Iyama a décrit l’héliciculture comme une opportunité largement inexploitée, notant que le marché mondial de l’escargot, actuellement évalué à 2,46 milliards de dollars, soit 2 488 850 000 000 F CFA, et devrait atteindre 4,55 milliards de dollars d’ici 2033, avec une croissance moyenne de huit pour cent par an.
Il a souligné que l’élevage d’escargots se distingue comme l’une des entreprises agroalimentaires les plus accessibles, nécessitant un capital et un espace minimes, ce qui la rend adaptée aux retraités, aux petits entrepreneurs et aux citadins.
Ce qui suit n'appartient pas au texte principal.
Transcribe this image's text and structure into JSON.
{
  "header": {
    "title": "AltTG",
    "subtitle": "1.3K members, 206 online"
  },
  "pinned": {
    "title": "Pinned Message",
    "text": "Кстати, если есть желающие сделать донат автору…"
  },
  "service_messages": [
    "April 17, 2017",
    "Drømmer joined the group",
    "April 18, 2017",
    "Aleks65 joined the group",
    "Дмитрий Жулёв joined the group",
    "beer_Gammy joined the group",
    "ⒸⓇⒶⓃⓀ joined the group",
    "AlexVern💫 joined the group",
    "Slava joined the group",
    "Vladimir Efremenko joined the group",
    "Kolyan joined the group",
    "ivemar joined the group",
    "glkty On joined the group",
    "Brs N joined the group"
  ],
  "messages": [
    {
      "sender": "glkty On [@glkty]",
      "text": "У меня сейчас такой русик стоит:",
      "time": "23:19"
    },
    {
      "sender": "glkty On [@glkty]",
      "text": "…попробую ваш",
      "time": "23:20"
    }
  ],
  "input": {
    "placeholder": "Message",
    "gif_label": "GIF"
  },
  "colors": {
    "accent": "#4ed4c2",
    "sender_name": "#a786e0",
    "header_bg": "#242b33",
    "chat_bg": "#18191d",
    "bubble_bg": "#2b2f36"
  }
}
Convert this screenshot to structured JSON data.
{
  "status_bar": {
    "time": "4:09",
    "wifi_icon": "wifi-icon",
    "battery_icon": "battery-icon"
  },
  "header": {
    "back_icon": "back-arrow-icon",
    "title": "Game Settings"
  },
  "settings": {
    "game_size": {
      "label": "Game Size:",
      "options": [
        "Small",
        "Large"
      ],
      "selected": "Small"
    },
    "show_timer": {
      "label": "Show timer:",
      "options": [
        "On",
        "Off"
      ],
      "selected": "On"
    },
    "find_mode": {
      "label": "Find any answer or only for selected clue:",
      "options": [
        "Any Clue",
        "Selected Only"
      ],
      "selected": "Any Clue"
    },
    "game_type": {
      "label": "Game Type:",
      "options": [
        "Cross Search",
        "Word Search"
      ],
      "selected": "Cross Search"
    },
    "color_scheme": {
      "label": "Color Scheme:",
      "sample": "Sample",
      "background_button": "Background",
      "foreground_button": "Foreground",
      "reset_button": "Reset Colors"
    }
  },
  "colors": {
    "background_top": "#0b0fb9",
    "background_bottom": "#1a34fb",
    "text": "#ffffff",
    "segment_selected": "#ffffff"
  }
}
S’exprimant sur la facilité d’entrée dans le secteur, Iyama a expliqué que l’élevage d’escargots ne nécessite pas d’investissements financiers importants ni de vastes étendues de terrain, car la production peut se faire dans des résidences résidentielles dans des conditions fraîches et humides appropriées.
Il a ajouté que les escargots se reproduisent rapidement et prospèrent dans des environnements protégés de la chaleur excessive, donnant à l’entreprise un avantage important sur les entreprises d’élevage plus exigeantes.
Les Nigérians encouragés à investir dans l’élevage d’escargots, un marché mondial estimé à plus de 2 000 milliards de F CFA
Selon lui, l’élevage d’escargots offre une alternative pratique aux Nigérians qui ne souhaitent pas s’engager dans la production de cultures arables ou de produits commerciaux, ni les complexités liées à l’élevage de bovins, de moutons et de chèvres. Il a noté que, comparés au bétail conventionnel, les escargots sont plus faciles à gérer et présentent moins de défis opérationnels.
Le Nigeria occupe déjà une position stratégique dans la chaîne de valeur mondiale de l’escargot, produisant plus de 45 000 tonnes métriques par an, principalement grâce à la récolte sauvage, ce qui fait du pays le plus grand fournisseur africain. Cependant, Iyama a observé que la domination de la récolte non structurée et non documentée limite la capacité du pays à exploiter pleinement le potentiel économique du secteur.